İki tür ateş şiddetle parladı ve Cehennem Denizi’ndeki sonsuz alevlerin de yoğun bir şekilde yanmasına neden oldu.
Hem Ölülerin İmparatoru hem de Yan Xinghe, Cehennem Dünyası Denizi’ndeki, Hain Hayalet İlkel Ateş ve Cennet Kıyamet Alevi liderliğindeki diğer felaketlerin hepsinin kendilerine doğru geldiğinin farkına vardı.
Kara sunakla ayrılmış olsa da Karadeniz’in titreşimi sınırları bulanıklaştırıyordu. Çok sayıda felaket Xiao Yan’ı kuşattı.
İğrenç ve zararlı Kan Nehri İlkel Suyu bir kan denizi şeklini aldı ve Xiao Yan’ın başının üzerinde asılı kaldı.
Sessiz ve tamamen arındırıcı Styx Nehri’nin İlkel Suyu, sessizce guruldayan ve çalkalanan Styx Nehri’ne dönüştü. Xiao Yan’ı da kuşattı.
Her şeyi dondurabilecek gibi görünen Dokuz Cehennem Taslağının Dalgaları Xiao Yan’ın etrafını da sarmıştı.
Kırmızı bir ışık sisi gibi parlayan Avīci Cehennem Fırtınası da yavaşça esti. Sisin içinde, dışarı çıkmaya çalışan kayıp ruhların mücadeleleri görülebiliyordu.
Xiao Yan’ın sanal varlığının arkasında iki kanat genişledi. Nefret Hayalet İlkel Ateş ve Cennet Kıyamet Alevi yandı.
Gözlerindeki kırmızı ışık katılaştı. Elleri tuhaf bir hareket oluşturdu ve sonra onu göğsünün üzerine koydu. Yavaşça dışarı doğru itti.
Herkesin içinde bulunduğu ışık halkası dünyası bir anda son derece parlak hale geldi.
Xiao Yan’ın etrafındaki birçok felaketin tümü onun vücudunda yoğunlaşmıştı. Vücudu zifiri karanlığa büründü ve ara sıra ışıkla parlıyordu. Artık Dao’nun yok oluşunu gösteriyordu.
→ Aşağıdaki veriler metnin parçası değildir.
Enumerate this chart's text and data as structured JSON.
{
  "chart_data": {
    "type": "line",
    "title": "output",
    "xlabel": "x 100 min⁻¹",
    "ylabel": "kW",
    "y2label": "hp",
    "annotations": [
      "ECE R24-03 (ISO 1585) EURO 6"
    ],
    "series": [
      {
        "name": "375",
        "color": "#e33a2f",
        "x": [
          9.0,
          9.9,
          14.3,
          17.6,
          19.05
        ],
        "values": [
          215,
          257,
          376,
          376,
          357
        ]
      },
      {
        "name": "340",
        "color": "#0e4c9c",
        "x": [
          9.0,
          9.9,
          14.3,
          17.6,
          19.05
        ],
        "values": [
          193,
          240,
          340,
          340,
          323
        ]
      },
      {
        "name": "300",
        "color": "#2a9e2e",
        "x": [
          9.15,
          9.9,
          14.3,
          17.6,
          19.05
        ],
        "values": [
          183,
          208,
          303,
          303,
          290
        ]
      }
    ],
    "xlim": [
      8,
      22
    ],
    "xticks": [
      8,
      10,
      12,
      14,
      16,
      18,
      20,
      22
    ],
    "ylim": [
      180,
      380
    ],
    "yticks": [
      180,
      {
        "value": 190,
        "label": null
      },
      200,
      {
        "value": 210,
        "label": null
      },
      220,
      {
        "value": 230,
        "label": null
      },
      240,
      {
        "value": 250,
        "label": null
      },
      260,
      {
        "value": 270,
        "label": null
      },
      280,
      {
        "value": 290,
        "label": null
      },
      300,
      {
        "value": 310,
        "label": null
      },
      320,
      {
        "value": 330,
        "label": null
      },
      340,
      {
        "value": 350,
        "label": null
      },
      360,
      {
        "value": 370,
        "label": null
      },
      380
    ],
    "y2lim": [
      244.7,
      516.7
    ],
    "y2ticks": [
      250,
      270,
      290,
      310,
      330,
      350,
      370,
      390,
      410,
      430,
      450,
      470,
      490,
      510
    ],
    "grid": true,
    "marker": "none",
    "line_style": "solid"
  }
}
Cehennem Denizi’ndeki felaketler tarif edilemez bir yıkıma yol açtı. Şu anda yıkıcı güçleri maksimuma ulaşmıştı. Sanki dünyanın sonu, her şeyin çöküşü gibiydi.
Kıyametin ardından yeniden doğuş gerçekleşecekti. Güç durmadan arttı.
Xiao Yan’ın eylemiyle Felaket sarsıldı ve Cehennem Denizi’nin yıkıcı güçleri Xiao Yan’ın kontrolü altında tek bir noktaya yönlendirildi.
Xiao Yan zihnini kullanarak güçlü, yıkıcı bir enerji patlaması yarattı ve etrafındaki siyah sunağı parçaladı!